Before running the script, ensure you have installed the PyPDF2 library. You can install it using pip:
pip install PyPDF2
Set the directory where the PDF files are located by modifying the pdf_directory variable in the script. Run the script. It will loop through each PDF file in the specified directory, extract the text from each page, and save it as a separate text file in the same directory. The text files will have the same name as the original PDF files but with a .txt extension.
Imports Necessary Modules: The os and PyPDF2 modules are imported to handle file operations and PDF processing, respectively. PDF Directory Setup: Sets the directory path (pdf_directory) where the target PDF files are located.

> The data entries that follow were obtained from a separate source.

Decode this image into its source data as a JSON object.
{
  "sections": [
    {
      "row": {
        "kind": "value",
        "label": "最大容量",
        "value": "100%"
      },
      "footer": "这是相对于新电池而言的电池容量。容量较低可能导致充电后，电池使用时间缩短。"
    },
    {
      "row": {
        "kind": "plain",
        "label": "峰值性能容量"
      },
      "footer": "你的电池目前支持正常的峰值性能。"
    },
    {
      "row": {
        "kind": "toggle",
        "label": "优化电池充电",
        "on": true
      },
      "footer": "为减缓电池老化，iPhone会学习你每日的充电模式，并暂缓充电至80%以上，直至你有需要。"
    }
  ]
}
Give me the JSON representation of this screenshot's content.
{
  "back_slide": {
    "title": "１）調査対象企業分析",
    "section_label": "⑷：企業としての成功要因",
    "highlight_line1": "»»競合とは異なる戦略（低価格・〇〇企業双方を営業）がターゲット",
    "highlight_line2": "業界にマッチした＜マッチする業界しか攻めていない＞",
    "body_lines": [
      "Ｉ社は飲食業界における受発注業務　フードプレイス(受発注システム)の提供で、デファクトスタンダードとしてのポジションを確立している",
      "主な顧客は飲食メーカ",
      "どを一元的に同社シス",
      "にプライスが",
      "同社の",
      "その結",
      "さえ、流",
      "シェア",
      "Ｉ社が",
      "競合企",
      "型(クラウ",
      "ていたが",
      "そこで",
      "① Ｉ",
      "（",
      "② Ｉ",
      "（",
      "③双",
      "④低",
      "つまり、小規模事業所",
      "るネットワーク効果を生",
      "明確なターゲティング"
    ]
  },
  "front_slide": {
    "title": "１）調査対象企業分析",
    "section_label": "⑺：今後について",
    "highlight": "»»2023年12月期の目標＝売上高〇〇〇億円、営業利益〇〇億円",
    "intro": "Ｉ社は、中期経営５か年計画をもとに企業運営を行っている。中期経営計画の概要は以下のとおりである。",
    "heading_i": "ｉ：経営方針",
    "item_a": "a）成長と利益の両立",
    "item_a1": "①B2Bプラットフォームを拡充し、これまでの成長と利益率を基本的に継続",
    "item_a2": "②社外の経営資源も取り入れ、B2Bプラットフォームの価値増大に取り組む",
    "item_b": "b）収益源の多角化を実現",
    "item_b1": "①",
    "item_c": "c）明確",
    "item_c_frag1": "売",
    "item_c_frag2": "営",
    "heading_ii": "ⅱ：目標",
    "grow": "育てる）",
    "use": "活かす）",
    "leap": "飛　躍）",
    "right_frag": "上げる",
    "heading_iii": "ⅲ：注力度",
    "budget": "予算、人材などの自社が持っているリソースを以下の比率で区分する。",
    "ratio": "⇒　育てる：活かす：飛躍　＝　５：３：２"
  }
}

File Iteration: Loops through each file in the specified directory to process only those ending with .pdf. PDF Reading: For each PDF file: Opens the PDF and creates a reader object. Iterates through each page to extract text. Combines the text from all pages into a single string. Closes the PDF file. Text File Creation: Generates a .txt file for each PDF, saving the extracted text content.
Suppose you have a directory named pdf_sample on your desktop containing PDF files. After running the script, text files containing the extracted text will be created in the same directory.
Ensure that the PDF files you want to extract text from are located in the specified directory. This script may not handle complex PDF layouts or non-standard fonts perfectly, so manual review may be necessary for accuracy.